Two days later, a teacher approached me and gently told me I needed to call my mother. I knew why. The walk to the phone was a long one. A clear, cold November night. A friendly hand on my shoulder to guide me. My feet like lead, and an even heavier heart. My hands trembled slightly as I dialed my mother a thousand miles away in Spain. The only time I have ever been glad to inherit that most British of postures, the stiff upper lip, is when there is something unpleasant to be done. The ‘Keep Calm and Carry On’ mentality. I braced myself.
“I have some bad news, I’m afraid…,” began my mother. “About Nanny…” I heard the catch in my mother’s voice.
“She’s dead, isn’t she?” I asked bluntly, to spare my heavily pregnant mother the burden of saying those terrible words.
My upper lip softened and spread as I reeled from her sad and simple, “Yes…” She’d died that morning, a Tuesday, while I was tinkering about in chemistry class.

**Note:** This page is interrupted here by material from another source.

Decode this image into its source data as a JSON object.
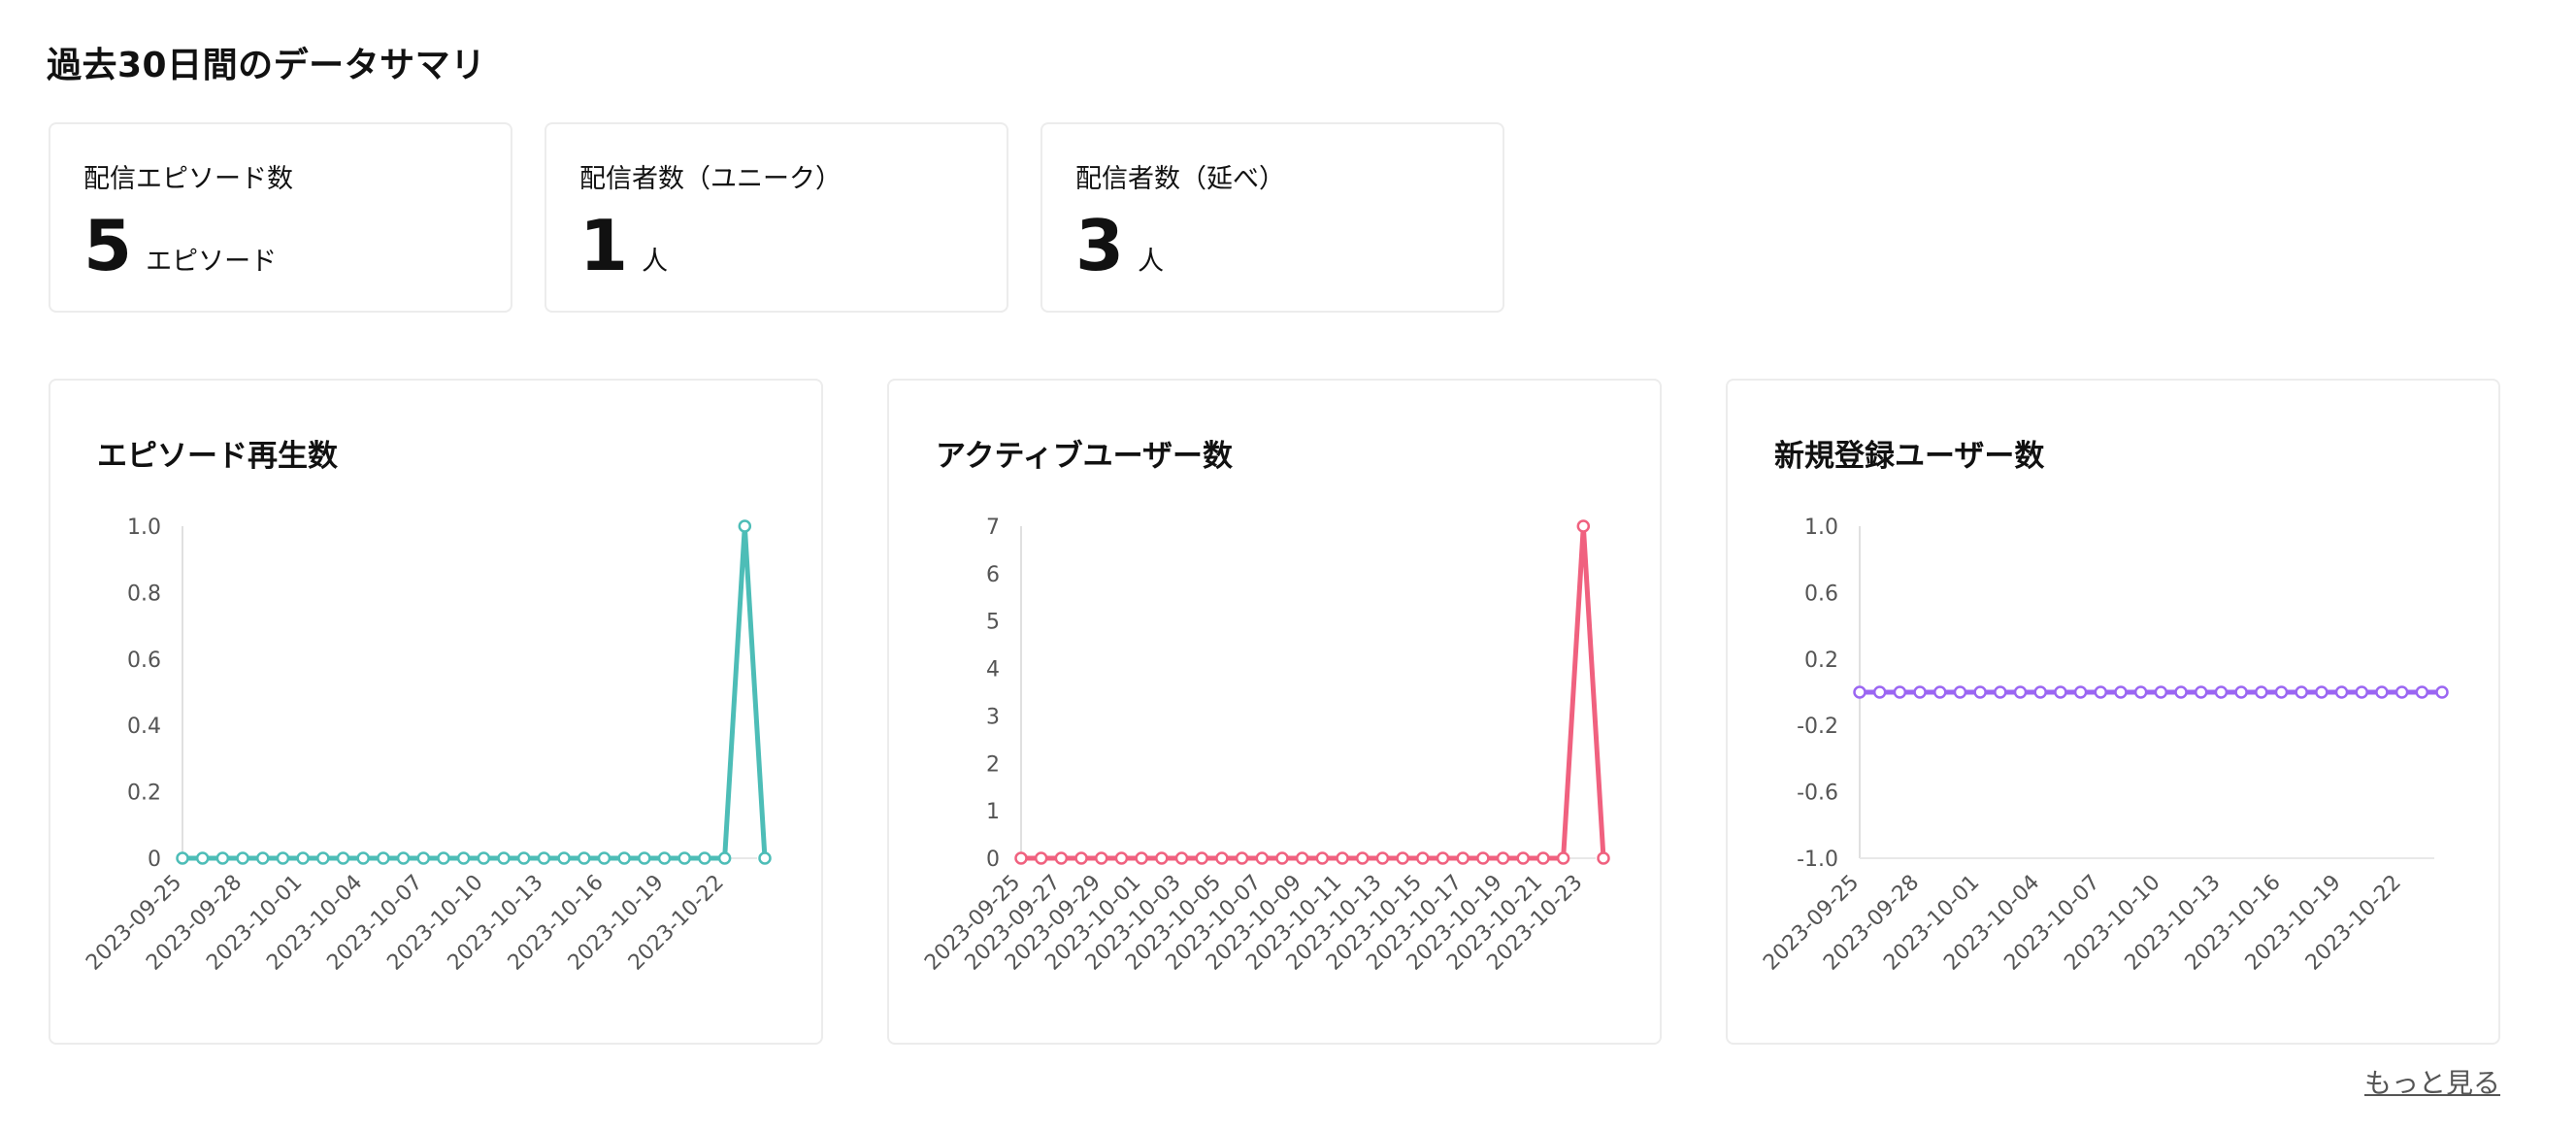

I was furious for not having had some psychic knowledge of the moment of her death. How could I have not known? It seemed impossible that she should slip away unnoticed by me. But I’d not been forgotten by her: my grandfather privately shared that in the last hours of her life, she’d muttered my name over and over, until her breath finally gave out. Her last act of love.

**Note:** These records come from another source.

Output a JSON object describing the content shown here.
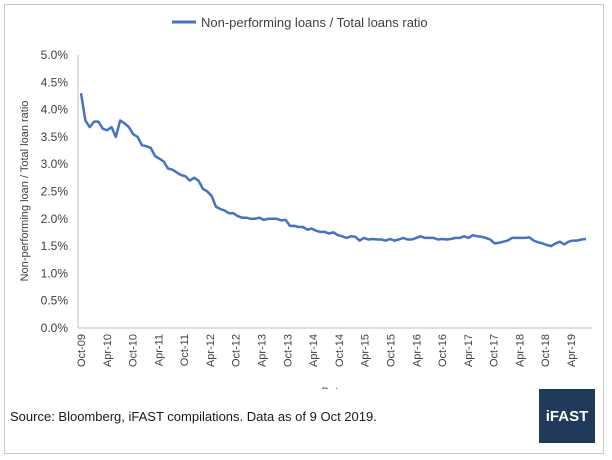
{
  "chart_data": {
    "type": "line",
    "legend": "Non-performing loans / Total loans ratio",
    "legend_position": "top",
    "xlabel": "Date",
    "ylabel": "Non-performing loan / Total loan ratio",
    "ylim": [
      0,
      5.0
    ],
    "y_ticks": [
      "0.0%",
      "0.5%",
      "1.0%",
      "1.5%",
      "2.0%",
      "2.5%",
      "3.0%",
      "3.5%",
      "4.0%",
      "4.5%",
      "5.0%"
    ],
    "x_ticks": [
      "Oct-09",
      "Apr-10",
      "Oct-10",
      "Apr-11",
      "Oct-11",
      "Apr-12",
      "Oct-12",
      "Apr-13",
      "Oct-13",
      "Apr-14",
      "Oct-14",
      "Apr-15",
      "Oct-15",
      "Apr-16",
      "Oct-16",
      "Apr-17",
      "Oct-17",
      "Apr-18",
      "Oct-18",
      "Apr-19"
    ],
    "grid": false,
    "color": "#4472c4",
    "series": [
      {
        "name": "Non-performing loans / Total loans ratio",
        "values": [
          4.3,
          3.8,
          3.68,
          3.78,
          3.78,
          3.65,
          3.62,
          3.68,
          3.5,
          3.8,
          3.75,
          3.68,
          3.55,
          3.5,
          3.35,
          3.33,
          3.3,
          3.15,
          3.1,
          3.05,
          2.92,
          2.9,
          2.85,
          2.8,
          2.78,
          2.7,
          2.75,
          2.7,
          2.55,
          2.5,
          2.42,
          2.22,
          2.18,
          2.15,
          2.1,
          2.1,
          2.05,
          2.02,
          2.02,
          2.0,
          2.0,
          2.02,
          1.98,
          2.0,
          2.0,
          2.0,
          1.97,
          1.98,
          1.87,
          1.87,
          1.85,
          1.85,
          1.8,
          1.82,
          1.78,
          1.76,
          1.76,
          1.73,
          1.75,
          1.7,
          1.68,
          1.65,
          1.68,
          1.67,
          1.6,
          1.65,
          1.62,
          1.63,
          1.62,
          1.62,
          1.6,
          1.63,
          1.6,
          1.62,
          1.65,
          1.62,
          1.62,
          1.65,
          1.68,
          1.65,
          1.65,
          1.65,
          1.62,
          1.63,
          1.62,
          1.63,
          1.65,
          1.65,
          1.68,
          1.65,
          1.7,
          1.68,
          1.67,
          1.65,
          1.62,
          1.55,
          1.56,
          1.58,
          1.6,
          1.65,
          1.65,
          1.65,
          1.65,
          1.66,
          1.6,
          1.57,
          1.55,
          1.52,
          1.5,
          1.55,
          1.58,
          1.53,
          1.58,
          1.6,
          1.6,
          1.62,
          1.63
        ]
      }
    ]
  },
  "footer": {
    "source": "Source: Bloomberg, iFAST compilations. Data as of 9 Oct 2019.",
    "logo": "iFAST"
  }
}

I shrilly demanded that my grandmother find violets for me to place on Nanny’s coffin. With the impending birth of my sister, my mother was at home in Spain and wouldn’t be able to attend the funeral in London: it was more important than ever that I keep my promise to Nanny. The violets weren’t easy to find in London in November, but my grandmother helped me keep my word.
The impulsive part of me wishes I’d had more time on earth with this incredible woman who I miss so much, even 26 years later. On humble reflection, I am just glad I knew her at all. If ever there were something to be grateful for, it is that I had almost 14 years of unwavering and unconditional love from my darling Nanny. In time, perhaps I can be grateful for having had eight weeks with my miscarried baby, Bean, even though his life was as short as Nanny’s was long.

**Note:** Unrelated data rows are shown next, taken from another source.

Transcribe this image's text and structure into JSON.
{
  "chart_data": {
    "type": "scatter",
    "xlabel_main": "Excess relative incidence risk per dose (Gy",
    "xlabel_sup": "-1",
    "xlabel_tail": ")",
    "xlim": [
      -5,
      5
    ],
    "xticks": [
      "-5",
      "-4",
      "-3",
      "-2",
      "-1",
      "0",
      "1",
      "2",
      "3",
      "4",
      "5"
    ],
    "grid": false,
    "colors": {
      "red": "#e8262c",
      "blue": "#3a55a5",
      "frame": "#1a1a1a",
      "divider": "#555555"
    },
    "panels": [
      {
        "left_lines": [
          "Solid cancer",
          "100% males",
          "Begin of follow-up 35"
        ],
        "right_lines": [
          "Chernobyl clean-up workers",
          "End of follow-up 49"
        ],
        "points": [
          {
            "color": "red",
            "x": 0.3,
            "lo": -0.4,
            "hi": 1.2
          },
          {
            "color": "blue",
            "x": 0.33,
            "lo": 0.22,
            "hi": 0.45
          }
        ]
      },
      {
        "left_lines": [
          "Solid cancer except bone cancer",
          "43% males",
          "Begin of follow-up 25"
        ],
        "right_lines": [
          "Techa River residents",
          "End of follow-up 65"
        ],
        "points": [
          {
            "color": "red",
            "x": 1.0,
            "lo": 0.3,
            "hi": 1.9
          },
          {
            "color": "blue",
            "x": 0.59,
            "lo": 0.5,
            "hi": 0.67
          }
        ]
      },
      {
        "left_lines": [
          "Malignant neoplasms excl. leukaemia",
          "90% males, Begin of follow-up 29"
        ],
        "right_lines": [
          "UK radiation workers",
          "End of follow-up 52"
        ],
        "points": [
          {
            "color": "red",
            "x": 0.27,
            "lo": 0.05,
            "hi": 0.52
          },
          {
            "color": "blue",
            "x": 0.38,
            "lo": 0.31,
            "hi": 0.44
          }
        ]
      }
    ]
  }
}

I don’t know if there is an afterlife, but in my quiet moments I like to picture Nanny playing with Bean, showering him with the same love she gave me. Even though I now have a child who lives—a girl named Violet, after Nanny, and who loves the tiny ice cream ritual as much as I did—I still find it comforting to think there’s a little part of me that has crossed over into the afterlife who can love Nanny back.
It was love—my sister—that stemmed the pain of losing Nanny; and it was love—my daughter—that healed my broken heart after miscarrying Bean. If loss begets loss, then it must be because love never dies. I am beginning to understand that it is better have loved and lost than never to have loved at all. Love is the salve that soothes the salt-filled wound.